It's the multinational way to go in a slumping economy: Get paid more for doing less.
As this eye-opening analysis at the Center for American Progress makes clear, the hefty profits in spite of a 4 percent drop in production owes a great deal to charging high prices and benefiting from billions in subsidies.
If you take BP out of the equation -- the company lost $4 billion in 2010 as a result of the Deepwater Horizon disaster -- the Big Four's profit spike drops down to 36 percent. Still not bad in a business climate struggling with massive debt and unemployment, including the 11,200 U.S. employees the companies have dumped over the past five years.
Although ad campaigns by Shell and others give the impression that the companies are investing like mad in greener technology and exploration, a 2010 House Natural Resources Committee study found that less than 10 percent of Big Oil's profits get plowed back into such efforts.

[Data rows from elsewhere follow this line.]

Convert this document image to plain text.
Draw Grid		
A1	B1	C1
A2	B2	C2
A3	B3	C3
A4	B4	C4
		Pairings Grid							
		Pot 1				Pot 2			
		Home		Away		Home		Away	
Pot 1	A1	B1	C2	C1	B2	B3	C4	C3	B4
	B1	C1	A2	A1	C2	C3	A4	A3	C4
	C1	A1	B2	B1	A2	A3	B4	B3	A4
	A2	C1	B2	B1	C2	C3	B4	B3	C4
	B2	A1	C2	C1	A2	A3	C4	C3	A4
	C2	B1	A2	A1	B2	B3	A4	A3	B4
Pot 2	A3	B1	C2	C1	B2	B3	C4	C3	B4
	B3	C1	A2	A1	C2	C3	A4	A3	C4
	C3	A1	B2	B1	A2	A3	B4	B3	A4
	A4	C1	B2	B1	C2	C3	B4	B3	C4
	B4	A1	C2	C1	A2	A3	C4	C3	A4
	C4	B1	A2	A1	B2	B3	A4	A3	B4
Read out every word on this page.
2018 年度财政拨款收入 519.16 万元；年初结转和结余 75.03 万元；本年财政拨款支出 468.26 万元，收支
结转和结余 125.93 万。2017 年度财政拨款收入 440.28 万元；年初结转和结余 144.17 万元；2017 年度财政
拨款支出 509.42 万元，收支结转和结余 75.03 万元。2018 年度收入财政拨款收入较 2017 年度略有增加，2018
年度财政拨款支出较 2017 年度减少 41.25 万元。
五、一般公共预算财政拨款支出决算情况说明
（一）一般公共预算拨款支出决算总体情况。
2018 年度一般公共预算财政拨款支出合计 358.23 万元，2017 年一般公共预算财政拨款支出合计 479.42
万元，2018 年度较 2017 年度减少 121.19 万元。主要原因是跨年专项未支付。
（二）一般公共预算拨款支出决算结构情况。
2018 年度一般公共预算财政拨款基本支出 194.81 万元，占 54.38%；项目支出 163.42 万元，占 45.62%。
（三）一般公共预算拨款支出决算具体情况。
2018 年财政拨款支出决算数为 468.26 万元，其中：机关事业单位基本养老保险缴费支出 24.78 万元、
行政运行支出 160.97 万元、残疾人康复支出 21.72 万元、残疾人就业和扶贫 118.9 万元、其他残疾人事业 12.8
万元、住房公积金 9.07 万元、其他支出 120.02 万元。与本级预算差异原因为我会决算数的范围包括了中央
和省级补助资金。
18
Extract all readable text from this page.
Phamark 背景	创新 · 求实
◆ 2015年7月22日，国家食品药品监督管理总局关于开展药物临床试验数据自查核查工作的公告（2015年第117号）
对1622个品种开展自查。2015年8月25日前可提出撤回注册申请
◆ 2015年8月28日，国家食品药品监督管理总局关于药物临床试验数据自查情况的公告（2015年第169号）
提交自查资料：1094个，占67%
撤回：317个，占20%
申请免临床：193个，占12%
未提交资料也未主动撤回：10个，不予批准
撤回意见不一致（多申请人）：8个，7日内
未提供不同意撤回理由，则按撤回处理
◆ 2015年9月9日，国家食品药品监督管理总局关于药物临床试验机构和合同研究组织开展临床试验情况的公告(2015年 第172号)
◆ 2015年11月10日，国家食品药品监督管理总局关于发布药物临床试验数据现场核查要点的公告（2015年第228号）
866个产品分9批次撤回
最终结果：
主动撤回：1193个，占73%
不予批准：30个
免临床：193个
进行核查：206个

Last year a great deal more, 28 percent, was devoted to repurchasing the companies' thriving stocks.
And, while it's chicken feed in comparison, Big Oil is also spendingmillions on campaign contributions and lobbying. According to the Center for American Progress report, the companies get about $30 in tax breaks back for every buck spent in lobbying.
Having a few friends in Congress also helps when you have disputes with federal regulators over tens of millions of dollars in royalties for drilling on federal lands and in offshore waters that somehow never got paid -- the subject of my recent feature, "Drilled, Baby, Drilled."
So why invest in jobs and increased production, when you can make more money by purchasing influence and speculating in stock? It's the paradox of the new global economy: Less is more. To be big, you've got to think small.